Price coefficient indicates that for each additional unit increase in price, the log-odds of a course having subscribers increases by approximately 0.0075, holding other factors constant. Since the p-value for price is 0.0051, this effect is statistically significant at the 0.01 level.
The odds ratio for price can be calculated as exp(0.007469), which provides an estimate of how each unit increase in price affects the odds of having subscribers.
se_price <- summary(model_simple)$coefficients["price", "Std. Error"]
estimate_price <- summary(model_simple)$coefficients["price", "Estimate"]
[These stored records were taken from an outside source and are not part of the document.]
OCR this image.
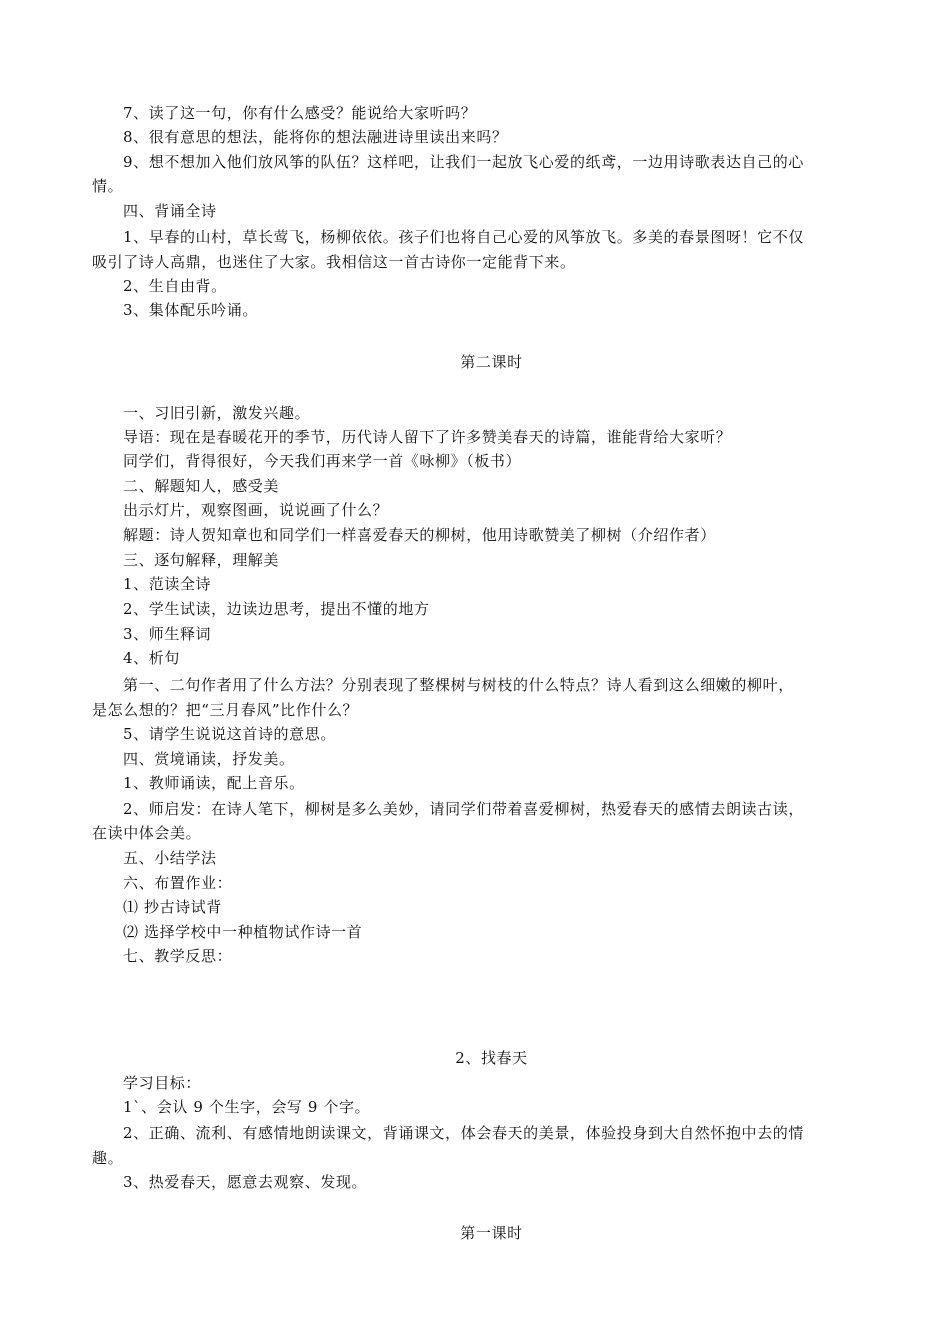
7、读了这一句，你有什么感受？能说给大家听吗？
8、很有意思的想法，能将你的想法融进诗里读出来吗？
9、想不想加入他们放风筝的队伍？这样吧，让我们一起放飞心爱的纸鸢，一边用诗歌表达自己的心
情。
四、背诵全诗
1、早春的山村，草长莺飞，杨柳依依。孩子们也将自己心爱的风筝放飞。多美的春景图呀！它不仅
吸引了诗人高鼎，也迷住了大家。我相信这一首古诗你一定能背下来。
2、生自由背。
3、集体配乐吟诵。
第二课时
一、习旧引新，激发兴趣。
导语：现在是春暖花开的季节，历代诗人留下了许多赞美春天的诗篇，谁能背给大家听？
同学们，背得很好，今天我们再来学一首《咏柳》（板书）
二、解题知人，感受美
出示灯片，观察图画，说说画了什么？
解题：诗人贺知章也和同学们一样喜爱春天的柳树，他用诗歌赞美了柳树（介绍作者）
三、逐句解释，理解美
1、范读全诗
2、学生试读，边读边思考，提出不懂的地方
3、师生释词
4、析句
第一、二句作者用了什么方法？分别表现了整棵树与树枝的什么特点？诗人看到这么细嫩的柳叶，
是怎么想的？把“三月春风”比作什么？
5、请学生说说这首诗的意思。
四、赏境诵读，抒发美。
1、教师诵读，配上音乐。
2、师启发：在诗人笔下，柳树是多么美妙，请同学们带着喜爱柳树，热爱春天的感情去朗读古读，
在读中体会美。
五、小结学法
六、布置作业：
⑴ 抄古诗试背
⑵ 选择学校中一种植物试作诗一首
七、教学反思：
2、找春天
学习目标：
1`、会认 9 个生字，会写 9 个字。
2、正确、流利、有感情地朗读课文，背诵课文，体会春天的美景，体验投身到大自然怀抱中去的情
趣。
3、热爱春天，愿意去观察、发现。
第一课时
# 95% confidence interval for 'price'
lower_bound <- estimate_price - 1.96 * se_price
upper_bound <- estimate_price + 1.96 * se_price
ci_price <- c(lower_bound, upper_bound)
ci_price
## [1] 0.002241867 0.012696531
This 95% confidence interval indicates that, for each additional unit increase in price, we can be 95% confident that the true increase in the log-odds of having subscribers lies between 0.0022 and 0.0127
The interval does not include zero, it suggests that price has a statistically significant positive effect on the likelihood of having subscribers.
More expensive courses are somewhat more likely to attract subscribers, within this estimated range of effect.